Como aponta Zygmunt Bauman, um dos danos colaterais da modernidade líquida, além da transformação de toda pessoa em um consumidor em potencial, tem sido a progressiva eliminação da linha divisória entre as esferas pública e privada. Com essa supressão passa-se a uma sociedade confessional, muito parecida com a imaginada por George Orwell, em que sentimentos e expressões antes eram secretos tornam-se a alvo de debates públicos – muitas vezes, a revelia da autorização do próprio titular.

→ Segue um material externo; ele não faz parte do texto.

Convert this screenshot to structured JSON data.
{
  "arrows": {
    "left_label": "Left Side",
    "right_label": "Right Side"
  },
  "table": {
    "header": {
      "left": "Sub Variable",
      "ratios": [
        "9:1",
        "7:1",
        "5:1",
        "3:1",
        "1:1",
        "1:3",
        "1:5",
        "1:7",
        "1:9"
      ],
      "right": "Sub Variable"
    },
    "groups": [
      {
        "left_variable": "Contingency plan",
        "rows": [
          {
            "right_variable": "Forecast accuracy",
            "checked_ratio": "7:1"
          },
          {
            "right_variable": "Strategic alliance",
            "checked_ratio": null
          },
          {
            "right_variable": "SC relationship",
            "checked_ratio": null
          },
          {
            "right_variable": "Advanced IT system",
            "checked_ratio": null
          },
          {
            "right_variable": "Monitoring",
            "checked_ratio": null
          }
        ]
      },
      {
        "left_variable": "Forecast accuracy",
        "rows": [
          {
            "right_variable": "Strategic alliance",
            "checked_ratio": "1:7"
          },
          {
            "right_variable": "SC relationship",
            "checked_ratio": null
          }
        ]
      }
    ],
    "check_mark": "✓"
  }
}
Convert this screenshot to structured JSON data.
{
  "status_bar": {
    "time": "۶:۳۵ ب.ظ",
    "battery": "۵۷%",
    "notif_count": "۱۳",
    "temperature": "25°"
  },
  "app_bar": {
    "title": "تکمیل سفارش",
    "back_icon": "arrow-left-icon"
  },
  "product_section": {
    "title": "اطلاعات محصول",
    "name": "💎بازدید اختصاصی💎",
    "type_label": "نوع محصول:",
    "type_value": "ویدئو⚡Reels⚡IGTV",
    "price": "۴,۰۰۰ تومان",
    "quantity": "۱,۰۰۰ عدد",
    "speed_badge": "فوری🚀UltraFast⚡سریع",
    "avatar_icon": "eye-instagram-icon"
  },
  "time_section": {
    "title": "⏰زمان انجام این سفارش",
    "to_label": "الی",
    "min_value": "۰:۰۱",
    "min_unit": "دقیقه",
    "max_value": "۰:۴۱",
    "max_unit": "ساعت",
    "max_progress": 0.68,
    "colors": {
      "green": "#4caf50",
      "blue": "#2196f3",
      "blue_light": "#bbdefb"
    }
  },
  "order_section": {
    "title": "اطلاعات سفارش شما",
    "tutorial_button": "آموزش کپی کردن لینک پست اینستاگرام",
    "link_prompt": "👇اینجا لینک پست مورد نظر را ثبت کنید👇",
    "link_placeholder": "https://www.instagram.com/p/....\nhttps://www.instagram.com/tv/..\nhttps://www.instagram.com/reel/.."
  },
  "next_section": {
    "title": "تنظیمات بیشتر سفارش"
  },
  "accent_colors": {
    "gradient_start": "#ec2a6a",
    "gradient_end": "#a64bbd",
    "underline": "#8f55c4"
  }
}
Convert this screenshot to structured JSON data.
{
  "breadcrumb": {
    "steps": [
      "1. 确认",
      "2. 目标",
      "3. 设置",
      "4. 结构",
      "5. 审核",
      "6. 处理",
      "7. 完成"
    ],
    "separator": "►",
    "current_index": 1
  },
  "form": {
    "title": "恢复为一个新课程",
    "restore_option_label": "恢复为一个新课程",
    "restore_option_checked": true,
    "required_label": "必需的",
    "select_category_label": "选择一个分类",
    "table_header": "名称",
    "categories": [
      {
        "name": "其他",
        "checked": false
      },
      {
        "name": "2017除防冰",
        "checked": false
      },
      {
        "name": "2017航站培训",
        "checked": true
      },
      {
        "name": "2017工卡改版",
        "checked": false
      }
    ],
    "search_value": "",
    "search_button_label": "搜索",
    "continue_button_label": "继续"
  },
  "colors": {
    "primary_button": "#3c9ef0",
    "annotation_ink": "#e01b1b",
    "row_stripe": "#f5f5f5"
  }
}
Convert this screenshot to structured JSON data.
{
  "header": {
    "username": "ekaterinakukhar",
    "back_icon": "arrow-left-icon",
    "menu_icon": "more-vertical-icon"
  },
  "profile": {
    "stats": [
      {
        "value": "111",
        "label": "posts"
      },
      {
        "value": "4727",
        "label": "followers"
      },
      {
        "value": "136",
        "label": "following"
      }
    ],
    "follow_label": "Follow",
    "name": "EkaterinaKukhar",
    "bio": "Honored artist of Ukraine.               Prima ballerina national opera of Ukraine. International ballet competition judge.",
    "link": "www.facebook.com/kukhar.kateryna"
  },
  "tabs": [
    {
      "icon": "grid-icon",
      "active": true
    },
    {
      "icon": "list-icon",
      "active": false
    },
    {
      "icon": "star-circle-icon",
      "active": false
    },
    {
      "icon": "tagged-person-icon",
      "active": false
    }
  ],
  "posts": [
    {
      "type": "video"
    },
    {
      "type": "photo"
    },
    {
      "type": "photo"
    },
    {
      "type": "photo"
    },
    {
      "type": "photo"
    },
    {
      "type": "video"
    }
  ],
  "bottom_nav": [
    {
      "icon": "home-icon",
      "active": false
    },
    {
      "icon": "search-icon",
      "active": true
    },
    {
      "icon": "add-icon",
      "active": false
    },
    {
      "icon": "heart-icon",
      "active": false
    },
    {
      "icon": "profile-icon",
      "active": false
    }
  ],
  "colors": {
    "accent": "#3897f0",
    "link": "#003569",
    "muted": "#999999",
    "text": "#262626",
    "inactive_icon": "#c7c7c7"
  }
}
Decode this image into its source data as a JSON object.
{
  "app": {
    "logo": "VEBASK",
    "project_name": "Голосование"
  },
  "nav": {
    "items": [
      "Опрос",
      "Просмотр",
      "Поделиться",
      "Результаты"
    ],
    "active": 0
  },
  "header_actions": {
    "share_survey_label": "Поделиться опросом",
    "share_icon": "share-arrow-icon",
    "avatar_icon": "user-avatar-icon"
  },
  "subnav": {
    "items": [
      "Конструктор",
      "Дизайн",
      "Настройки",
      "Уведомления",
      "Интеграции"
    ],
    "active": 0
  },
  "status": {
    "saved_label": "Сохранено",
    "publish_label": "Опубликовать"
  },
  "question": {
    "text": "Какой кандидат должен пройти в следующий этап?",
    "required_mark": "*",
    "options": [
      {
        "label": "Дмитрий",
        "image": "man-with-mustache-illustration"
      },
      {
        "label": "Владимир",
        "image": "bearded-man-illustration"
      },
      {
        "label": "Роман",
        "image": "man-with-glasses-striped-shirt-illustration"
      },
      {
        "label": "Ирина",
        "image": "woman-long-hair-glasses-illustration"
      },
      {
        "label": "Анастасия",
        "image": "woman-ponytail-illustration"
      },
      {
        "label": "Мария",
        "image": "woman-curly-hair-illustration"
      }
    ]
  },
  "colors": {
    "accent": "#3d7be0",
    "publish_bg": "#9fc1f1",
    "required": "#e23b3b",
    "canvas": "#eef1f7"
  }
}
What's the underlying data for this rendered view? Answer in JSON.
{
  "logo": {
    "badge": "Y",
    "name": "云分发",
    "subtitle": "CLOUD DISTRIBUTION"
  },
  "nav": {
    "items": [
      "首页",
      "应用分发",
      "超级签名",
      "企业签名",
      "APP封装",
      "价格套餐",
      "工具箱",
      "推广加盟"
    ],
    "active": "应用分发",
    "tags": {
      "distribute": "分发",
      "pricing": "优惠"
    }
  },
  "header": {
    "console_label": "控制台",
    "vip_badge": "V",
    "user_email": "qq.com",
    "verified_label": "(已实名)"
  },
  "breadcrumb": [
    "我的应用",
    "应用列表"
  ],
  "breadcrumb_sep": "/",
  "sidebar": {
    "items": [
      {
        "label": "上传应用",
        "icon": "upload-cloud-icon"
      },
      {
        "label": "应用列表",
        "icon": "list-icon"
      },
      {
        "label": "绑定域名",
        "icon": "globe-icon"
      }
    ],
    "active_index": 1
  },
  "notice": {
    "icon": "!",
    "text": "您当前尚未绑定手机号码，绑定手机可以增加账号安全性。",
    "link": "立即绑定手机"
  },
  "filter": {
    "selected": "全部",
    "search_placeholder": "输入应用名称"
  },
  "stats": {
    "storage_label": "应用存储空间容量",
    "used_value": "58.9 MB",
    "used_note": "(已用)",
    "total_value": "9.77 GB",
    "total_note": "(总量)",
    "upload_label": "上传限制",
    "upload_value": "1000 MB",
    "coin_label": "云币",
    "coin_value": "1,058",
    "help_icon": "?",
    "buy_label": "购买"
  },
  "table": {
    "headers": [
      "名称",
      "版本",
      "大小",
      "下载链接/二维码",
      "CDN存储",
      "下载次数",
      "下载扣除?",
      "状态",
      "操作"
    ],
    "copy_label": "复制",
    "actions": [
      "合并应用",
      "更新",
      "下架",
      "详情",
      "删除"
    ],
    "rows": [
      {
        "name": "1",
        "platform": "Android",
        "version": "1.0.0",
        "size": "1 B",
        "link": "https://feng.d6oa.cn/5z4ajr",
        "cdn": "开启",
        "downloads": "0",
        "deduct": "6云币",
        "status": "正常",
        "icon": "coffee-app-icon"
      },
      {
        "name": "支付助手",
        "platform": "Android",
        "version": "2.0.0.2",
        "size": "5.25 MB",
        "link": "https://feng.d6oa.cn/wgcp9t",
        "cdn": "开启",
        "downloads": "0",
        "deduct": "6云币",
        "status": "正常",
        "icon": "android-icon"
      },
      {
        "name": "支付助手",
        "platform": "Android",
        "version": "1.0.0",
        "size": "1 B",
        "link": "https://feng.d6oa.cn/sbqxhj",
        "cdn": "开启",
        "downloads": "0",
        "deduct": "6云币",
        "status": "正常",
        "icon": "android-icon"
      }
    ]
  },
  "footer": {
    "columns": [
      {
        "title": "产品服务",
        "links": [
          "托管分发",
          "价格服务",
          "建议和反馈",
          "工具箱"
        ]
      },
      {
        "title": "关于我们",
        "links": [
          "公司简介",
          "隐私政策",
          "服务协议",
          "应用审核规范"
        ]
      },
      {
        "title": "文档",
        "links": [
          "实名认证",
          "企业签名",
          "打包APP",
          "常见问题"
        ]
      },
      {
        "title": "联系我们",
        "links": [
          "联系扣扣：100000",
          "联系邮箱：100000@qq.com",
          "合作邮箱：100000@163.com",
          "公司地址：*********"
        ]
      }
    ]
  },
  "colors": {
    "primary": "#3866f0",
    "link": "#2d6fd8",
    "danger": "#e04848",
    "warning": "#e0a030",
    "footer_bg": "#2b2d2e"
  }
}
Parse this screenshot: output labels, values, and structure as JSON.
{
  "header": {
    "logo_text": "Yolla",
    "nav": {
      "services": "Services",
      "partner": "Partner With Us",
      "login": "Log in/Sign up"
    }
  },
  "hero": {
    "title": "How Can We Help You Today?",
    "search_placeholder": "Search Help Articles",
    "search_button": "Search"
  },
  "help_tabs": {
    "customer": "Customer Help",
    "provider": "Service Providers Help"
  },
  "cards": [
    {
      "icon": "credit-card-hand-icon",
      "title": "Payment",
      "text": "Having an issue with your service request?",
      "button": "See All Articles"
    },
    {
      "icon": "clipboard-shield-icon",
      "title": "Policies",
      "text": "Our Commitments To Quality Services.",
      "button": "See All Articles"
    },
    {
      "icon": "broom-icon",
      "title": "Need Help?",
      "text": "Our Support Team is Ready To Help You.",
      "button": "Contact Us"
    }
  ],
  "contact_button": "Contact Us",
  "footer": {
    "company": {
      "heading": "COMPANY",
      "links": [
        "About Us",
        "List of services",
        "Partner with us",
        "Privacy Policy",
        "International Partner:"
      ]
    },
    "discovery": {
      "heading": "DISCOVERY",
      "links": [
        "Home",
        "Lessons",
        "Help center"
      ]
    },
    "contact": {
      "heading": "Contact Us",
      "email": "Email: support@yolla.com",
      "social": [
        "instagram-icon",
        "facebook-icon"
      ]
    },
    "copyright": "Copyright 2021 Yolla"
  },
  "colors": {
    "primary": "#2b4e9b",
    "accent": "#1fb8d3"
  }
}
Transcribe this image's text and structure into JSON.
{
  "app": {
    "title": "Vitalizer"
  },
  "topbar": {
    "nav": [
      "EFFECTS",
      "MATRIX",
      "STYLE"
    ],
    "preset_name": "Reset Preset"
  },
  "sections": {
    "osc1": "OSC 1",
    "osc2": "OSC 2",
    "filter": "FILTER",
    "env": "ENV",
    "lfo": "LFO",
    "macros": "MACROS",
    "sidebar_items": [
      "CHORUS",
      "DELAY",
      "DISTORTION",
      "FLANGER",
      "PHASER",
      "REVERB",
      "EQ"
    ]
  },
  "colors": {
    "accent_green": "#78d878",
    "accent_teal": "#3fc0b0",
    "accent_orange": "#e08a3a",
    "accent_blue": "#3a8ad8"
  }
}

Com intuito de proteger a privacidade, devem-se ser sopesados princípios do Direito, sendo o tema principal incrustado em torno da discussão entre o interesse público e o direito à intimidade. Seguindo o princípio da proporcionalidade que, segundo Dworkin, seria “um estândar que tem de ser observado, não porque favoreça ou assegure uma realização econômica, política ou social que se considere desejável, senão porque é uma exigência da justiça, da equidade ou de alguma outra dimensão da moralidade”.1

Deve-se ressaltar que a Constituição Federal preconiza a proteção da pessoa humana, em detrimento de outros princípios, garantindo que o homem seja tratado como sujeito cujo valor supera ao de todas as coisas criadas por ele próprio, como o mercado e até mesmo o Estado, edificando um núcleo intangível de proteção oponível erga omnes, circunstância que legitima, em uma ponderação de valores constitucionalmente protegidos, sempre em vista os parâmetros da proporcionalidade e razoabilidade, que algum sacrifício possa ser suportado, caso a caso, pelos titulares de outros bens e direitos.

No mesmo sentido Fábio Henrique Podestá sustenta que:

A revolução que se instala com os efeitos decorrentes da era da informática impõe certa preocupação já que, pela primeira vez, se verifica uma interação quase instantânea entre a realidade e o direito, sendo que ao mesmo tempo em que se estabelece a regra do jogo e se reconhece novo valor, para os proteger e fazer respeitar, processa-se um diálogo entre o legislador e o objeto a regular que intervém fatores anteriormente desconhecidos.”2 

Nesse contexto de corrida por dados, revivendo uma nova forma de guerra fria, em que de um lado estão governos e corporações e de outro a sociedade, é possível inverter as regras do jogo para que a sociedade possa controlar mais o estado, evoluindo quiçá para uma democracia cibernética, assim aponta Bruno Miragem que:

O maior nível de informação estimula e qualifica, igualmente a participação da população nos processos de conhecimento e decisão, por intermédio da Internet. Trata-se, em última análise, do surgimento de uma democracia informacional, caracterizada pela redução da distância entre a Administração Pública e o administrado em face, especificamente, da menor complexidade e maior acessibilidade do cidadão em sua interlocução com o Poder Público.3 

Mesmo que em um primeiro momento pareça vantajoso realizar a coleta do maior número de dados possível, um advogado empresarial tem que sempre sopesar os riscos daquela operação. Agir com boa-fé, preservando a transparência, Lei Geral de Proteção de Dados e o consentimento dos envolvidos deve sempre ser uma prioridade. Inclusive, acima de qualquer lucro.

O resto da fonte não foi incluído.